Malgré la tempête médiatique, le Ministère du Travail et de la Sécurité Sociale (MTSS) maintient un silence gênant. Ses canaux officiels continuent de promouvoir des sujets tels que le pluriemploi ou le nouveau Code du Travail, sans un mot sur les déclarations qui ont suscité une indignation généralisée.
“Mendier ne devrait pas être une destination.”
La publication de Lieter Ledesma a réussi ce que peu de fois on parvient à faire : mettre à nu la vérité sans filtres. Non pas avec des chiffres, mais avec des expériences. Avec une douleur partagée.
« Le Cubain aspire à un pays différent. Que ce rêve cesse d'être une chimère. Il ne faut pas mendier ce qui nous appartient de droit », a-t-il conclu.

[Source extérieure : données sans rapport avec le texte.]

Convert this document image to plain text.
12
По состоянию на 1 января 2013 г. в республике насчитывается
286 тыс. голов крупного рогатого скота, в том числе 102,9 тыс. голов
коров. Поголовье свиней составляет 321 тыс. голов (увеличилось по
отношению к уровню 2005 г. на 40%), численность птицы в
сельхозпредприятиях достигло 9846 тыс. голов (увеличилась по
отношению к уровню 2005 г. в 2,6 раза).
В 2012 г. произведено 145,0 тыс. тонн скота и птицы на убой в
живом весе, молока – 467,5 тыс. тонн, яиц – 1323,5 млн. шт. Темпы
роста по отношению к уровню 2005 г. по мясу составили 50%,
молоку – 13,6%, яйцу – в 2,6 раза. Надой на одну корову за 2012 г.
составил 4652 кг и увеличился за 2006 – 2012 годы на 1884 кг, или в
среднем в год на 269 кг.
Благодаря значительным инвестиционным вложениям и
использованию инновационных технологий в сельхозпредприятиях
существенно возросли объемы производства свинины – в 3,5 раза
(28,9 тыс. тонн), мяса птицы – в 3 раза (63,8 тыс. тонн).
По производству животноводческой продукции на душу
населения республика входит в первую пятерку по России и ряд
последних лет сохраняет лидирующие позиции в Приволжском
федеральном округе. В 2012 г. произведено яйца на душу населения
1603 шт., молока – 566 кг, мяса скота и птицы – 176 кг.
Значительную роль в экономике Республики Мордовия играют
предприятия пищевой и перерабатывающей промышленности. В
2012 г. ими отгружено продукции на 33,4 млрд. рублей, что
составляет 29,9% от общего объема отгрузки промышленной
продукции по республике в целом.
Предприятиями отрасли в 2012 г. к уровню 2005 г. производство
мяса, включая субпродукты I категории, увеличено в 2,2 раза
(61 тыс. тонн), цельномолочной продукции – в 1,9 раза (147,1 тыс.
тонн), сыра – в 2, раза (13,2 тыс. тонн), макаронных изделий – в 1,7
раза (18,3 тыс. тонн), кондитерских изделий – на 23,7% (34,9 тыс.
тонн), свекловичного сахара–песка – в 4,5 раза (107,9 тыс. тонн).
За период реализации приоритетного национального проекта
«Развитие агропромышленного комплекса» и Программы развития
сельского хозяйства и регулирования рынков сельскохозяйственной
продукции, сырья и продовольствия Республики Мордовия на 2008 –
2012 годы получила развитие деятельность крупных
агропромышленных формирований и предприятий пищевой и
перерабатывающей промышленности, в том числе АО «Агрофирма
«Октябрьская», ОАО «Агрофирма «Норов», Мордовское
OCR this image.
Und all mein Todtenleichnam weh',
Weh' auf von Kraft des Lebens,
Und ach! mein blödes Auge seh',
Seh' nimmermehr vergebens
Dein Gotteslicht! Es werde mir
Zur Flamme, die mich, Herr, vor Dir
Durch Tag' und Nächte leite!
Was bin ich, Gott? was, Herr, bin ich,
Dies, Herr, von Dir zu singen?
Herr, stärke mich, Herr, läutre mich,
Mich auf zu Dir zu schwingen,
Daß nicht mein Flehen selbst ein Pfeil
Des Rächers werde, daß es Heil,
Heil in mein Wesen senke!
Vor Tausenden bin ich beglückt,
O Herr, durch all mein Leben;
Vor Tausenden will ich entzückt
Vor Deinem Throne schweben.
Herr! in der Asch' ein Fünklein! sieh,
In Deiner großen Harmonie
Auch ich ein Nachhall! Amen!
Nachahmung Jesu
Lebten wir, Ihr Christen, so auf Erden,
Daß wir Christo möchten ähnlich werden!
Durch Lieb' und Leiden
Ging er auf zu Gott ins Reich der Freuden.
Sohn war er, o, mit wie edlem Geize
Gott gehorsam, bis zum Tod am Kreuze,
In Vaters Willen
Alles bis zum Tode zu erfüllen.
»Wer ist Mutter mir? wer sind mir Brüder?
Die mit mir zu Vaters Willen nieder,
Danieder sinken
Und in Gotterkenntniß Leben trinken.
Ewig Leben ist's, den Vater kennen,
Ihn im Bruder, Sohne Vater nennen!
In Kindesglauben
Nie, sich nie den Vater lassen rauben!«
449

Dans une île où la pénurie est devenue une routine et la dignité un luxe, la mendicité ne se cache pas : elle se normalise. Et cela, comme l’a rappelé Ledesma, est peut-être la blessure la plus profonde.
Questions fréquentes sur la situation de la mendicité à Cuba
Que qu'a affirmé la ministre du Travail de Cuba à propos de la mendicité ?
La ministre du Travail et de la Sécurité Sociale de Cuba, Marta Elena Feitó Cabrera, a affirmé qu'il n'y a pas de mendiants à Cuba, mais des personnes déguisées en mendiants, suggérant qu'elles ont trouvé un moyen de vivre facilement en gagnant de l'argent sans travailler formellement. Cette déclaration a été largement critiquée pour son insensibilité et son décalage avec la réalité sociale du pays.
Comment les Cubains ont-ils réagi aux déclarations de la ministre sur les sans-abri ?
La réaction a été immédiate et frappante. Des intellectuels, artistes, journalistes et citoyens ordinaires ont exprimé leur indignation sur les réseaux sociaux, qualifiant les paroles de la ministre d'offense envers les plus vulnérables et de déni de la pauvreté extrême sur l'île.
Quelle position Miguel Díaz-Canel a-t-il adoptée face aux déclarations de la ministre Feitó ?
Miguel Díaz-Canel s'est est distancié des déclarations de la ministre, en reconnaissant l'existence de personnes sans-abri et en critiquant les jugements superficiels sur le sujet. Cependant, sa réponse a été perçue par beaucoup comme ambiguë et évasive, sans condamner ouvertement la ministre.
Quelle est la situation de la pauvreté à Cuba selon des rapports récents ?
L'Observatoire cubain des droits de l'homme estime que 89 % des foyers cubains vivent dans une situation de pauvreté extrême. De plus, des études indépendantes et des reportages visuels contredisent les affirmations officielles, montrant une réalité d'indigence et de pauvreté que le gouvernement tente de dissimuler.